Any business that gets federal contracts worth $1 million or more will need policies and strategies that comply with the Truth and Reconciliation Commission’s recommendations.

“You just might want to get your engagement strategy in order with the Indigenous market if you want to continue to win these contracts or go after new federal contracts,” Lendsay said.

One sector of the economy that promises to provide more employment opportunities for Indigenous people comprises First Nation-owned businesses.

The Lower Nicola Indian Band is just one recent example.

The band recently got into the pipeline service business when it partnered with Vancouver’s Infracon to acquire Ogilvie Mountain Holdings.

The company, now rebranded Lower Nicola Site Services, provides pipeline maintenance services, existing customers being the Trans Mountain pipeline and the Enbridge (formerly Spectra Energy) natural gas pipeline.
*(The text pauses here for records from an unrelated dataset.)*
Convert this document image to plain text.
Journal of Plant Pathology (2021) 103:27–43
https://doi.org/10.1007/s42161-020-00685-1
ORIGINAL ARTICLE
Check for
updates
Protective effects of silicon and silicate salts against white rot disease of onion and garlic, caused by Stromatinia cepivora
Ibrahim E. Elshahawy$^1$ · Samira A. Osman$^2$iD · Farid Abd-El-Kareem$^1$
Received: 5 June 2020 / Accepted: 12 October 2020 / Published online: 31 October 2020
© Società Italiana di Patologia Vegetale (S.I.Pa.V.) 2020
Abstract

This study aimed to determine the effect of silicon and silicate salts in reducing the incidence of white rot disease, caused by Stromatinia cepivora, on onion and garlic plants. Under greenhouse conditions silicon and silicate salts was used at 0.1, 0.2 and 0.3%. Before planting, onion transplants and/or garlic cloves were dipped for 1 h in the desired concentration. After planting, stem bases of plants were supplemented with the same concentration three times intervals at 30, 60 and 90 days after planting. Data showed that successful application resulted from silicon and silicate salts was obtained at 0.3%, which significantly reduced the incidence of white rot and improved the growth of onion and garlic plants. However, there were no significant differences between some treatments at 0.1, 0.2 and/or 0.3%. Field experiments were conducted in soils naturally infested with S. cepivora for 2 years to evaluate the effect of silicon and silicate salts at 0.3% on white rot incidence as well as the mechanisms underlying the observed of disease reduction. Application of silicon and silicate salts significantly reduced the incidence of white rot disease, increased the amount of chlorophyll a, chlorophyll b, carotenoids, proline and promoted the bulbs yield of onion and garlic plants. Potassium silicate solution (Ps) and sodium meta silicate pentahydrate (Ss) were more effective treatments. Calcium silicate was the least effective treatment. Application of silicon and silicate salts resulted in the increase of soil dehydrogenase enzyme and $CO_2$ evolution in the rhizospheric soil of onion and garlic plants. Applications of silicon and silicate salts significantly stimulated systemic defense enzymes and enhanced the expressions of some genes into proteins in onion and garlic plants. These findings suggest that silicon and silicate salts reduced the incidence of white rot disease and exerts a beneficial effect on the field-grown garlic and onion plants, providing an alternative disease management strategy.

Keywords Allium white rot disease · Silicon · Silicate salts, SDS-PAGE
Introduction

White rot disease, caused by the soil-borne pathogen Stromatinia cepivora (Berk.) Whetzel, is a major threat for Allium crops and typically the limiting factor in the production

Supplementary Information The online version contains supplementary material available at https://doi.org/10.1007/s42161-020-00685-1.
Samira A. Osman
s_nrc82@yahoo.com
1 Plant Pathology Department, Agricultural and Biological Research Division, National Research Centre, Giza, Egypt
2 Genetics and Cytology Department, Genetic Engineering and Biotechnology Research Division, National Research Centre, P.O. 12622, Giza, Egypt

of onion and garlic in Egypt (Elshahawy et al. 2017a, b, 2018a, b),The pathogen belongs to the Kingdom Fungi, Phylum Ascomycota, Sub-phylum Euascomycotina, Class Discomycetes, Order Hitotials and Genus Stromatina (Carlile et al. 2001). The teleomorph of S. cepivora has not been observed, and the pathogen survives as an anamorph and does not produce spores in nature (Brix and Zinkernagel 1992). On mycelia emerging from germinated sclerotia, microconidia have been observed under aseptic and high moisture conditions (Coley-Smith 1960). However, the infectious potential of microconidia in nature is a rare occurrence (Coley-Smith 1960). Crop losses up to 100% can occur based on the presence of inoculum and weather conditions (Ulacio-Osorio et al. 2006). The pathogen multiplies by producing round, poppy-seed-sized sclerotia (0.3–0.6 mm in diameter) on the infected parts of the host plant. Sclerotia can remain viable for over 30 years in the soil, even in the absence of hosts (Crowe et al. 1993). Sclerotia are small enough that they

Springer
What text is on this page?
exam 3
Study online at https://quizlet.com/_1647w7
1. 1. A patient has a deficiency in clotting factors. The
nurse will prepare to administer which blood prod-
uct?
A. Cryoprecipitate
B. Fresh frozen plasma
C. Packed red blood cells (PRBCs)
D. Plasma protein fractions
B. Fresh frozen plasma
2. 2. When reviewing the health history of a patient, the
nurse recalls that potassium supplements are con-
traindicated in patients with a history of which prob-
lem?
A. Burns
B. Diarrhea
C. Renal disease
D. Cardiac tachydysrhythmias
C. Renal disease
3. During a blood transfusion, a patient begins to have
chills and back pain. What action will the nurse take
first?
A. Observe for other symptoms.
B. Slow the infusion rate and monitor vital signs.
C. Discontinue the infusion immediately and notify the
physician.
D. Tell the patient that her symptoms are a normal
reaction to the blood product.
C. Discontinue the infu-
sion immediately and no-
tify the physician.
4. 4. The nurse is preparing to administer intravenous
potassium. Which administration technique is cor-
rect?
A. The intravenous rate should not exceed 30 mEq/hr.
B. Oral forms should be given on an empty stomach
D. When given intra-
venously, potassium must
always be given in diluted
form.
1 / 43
It’s a highly specialized business, so Lower Nicola band members will need skills training to qualify for jobs with the new company.

“We are going to need to train our community members for sure,” Sumexheltza said.

Despite the progress that has been made to date on education, skills training and employment, there are still gaps, especially on reserves that continue to suffer from low high school graduation rates.

The Assembly of First Nations notes that nearly half of Canada’s Aboriginal communities are in need of new schools and better resources. Only 18% have fully equipped science labs, and only 39% have fully equipped libraries, a recent study by the organization found.

But it’s not up to governments alone to provide more education and training opportunities. The NAEDB report urges businesses to contribute to capacity building and adopt First Nations hiring policies to address their labour needs.

The energy sector is already doing that in a significant way. LNG Canada, for example, has spent about $2.4 million on training and other programs for the construction industry, including for First Nations workers.

That includes $1.5 million for a trades training fund to provide funding for the academic portion of apprenticeships. As of this month, 34 Indigenous apprenticeships have been funded.

Another $500,000 went into the LNG Canada Connect program, to match workers with construction jobs outside of the LNG Canada project so that they will already have work experience when construction of the LNG Canada plant in Kitimat and associated Coastal GasLink pipeline project begins.